Gürbey Hiz, Didem Sağlam, Beril Sezen, Tutku Sevinç

Abstract

Keywords: representation, narrative, subjectivity, temporality, spatiality, digital tools, analog tools

This article focuses on the aims and content of the elective course entitled Narrative Processes in Architectural Design, which we instruct as four lecturers in architecture departments of various universities. Our observations and thoughts on the need for such a course in the field of architectural design are based on contemporary critiques of the education and practice of architectural design. This critical view questions the role of representational practices in architectural design and their uses. The Cartesian way of thinking distinguished the positions of the ‘thinker (designer) and the builder’. This paradigm caused architects to lose the position of being the "builder" and eventually gain the status of "describer of what to do to the builder", and therefore the importance of representation tools increased. Since the 15th century, individuality and subjectivity have advanced as intellectual thoughts, and positivism took the place of sacredness. Within these ideological perspectives, we have been engaging with the reality in which the rational, universal, measurable and observable reached hegemonic power. These ideologies also suppress immeasurable feelings and experiences. One of the most important results of this paradigm in architecture is that the discipline has turned into an object-oriented thought and practice. An object-oriented practice prefers to deal with measurable dimensions, geometries, materials, rather than immeasurable phenomena such as feelings, experiences, and atmosphere.

Our critical view for the role of representation in architectural design and our course formed around this framework. The course aims at reintegrating everyday narratives into architectural practices through representation. Approaches of the course to this critique can be described on three main themes; subjectivity, temporality and spatiality. The course is designed in modules and each module relates to these three themes in distinct ways.
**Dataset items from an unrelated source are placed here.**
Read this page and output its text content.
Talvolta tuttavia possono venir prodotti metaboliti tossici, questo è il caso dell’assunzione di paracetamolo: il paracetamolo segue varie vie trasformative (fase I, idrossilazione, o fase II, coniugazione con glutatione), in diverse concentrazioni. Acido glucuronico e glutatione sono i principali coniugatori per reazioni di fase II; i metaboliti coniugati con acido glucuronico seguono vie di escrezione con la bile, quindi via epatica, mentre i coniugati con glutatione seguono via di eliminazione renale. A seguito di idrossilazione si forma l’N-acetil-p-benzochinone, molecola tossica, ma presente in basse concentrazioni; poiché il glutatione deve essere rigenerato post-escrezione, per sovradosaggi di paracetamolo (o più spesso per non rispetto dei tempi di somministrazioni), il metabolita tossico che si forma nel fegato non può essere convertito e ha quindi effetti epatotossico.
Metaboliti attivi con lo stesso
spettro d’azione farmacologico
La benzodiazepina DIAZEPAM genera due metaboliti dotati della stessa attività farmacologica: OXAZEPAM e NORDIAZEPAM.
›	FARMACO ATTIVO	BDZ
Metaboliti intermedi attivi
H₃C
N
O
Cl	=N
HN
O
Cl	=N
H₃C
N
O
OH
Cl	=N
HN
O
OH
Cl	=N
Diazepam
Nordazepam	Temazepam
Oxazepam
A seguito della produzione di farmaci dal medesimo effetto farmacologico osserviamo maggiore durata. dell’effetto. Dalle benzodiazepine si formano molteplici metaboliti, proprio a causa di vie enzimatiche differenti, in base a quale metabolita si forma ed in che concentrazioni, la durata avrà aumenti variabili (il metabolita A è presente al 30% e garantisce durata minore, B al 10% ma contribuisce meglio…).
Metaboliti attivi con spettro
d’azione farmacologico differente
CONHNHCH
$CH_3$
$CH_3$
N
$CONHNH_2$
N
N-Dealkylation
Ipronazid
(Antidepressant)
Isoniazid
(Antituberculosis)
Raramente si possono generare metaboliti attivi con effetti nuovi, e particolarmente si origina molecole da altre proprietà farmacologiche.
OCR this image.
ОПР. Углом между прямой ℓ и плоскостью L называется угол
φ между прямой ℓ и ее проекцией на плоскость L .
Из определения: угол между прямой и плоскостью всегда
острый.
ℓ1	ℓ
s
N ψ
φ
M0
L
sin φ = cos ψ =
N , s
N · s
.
Despite the ambiguity of subjective experiences and feelings, the course aims to reintegrate them into thinking and production. In several modules of the course, we look at space not as an object but as phenomena that includes events. This approach is essential in terms of temporality, which is another main theme of the course. Time-space can only be considered as an experience. We discuss temporal constructions in two ways within the scope of the course; fragmented and linear.

The third theme of the course is spatiality. While addressing the theme of spatiality, two main approaches are emphasized; tabula rasa and articulation to the existing. Throughout the history of architecture, on the one hand, people experienced the destructive imaginations of the futurists and the desire of the modernists for building cities from scratch, and on the other hand, other approaches were suggesting to discover and articulate the memories and traces of the city. Both of these discussions offer distinct possibilities for the discipline of architecture. The course brings daily narratives back to the agenda of architecture through representational approaches to these three themes. Therefore, the course offers subjective, temporal and spatial narrative productions.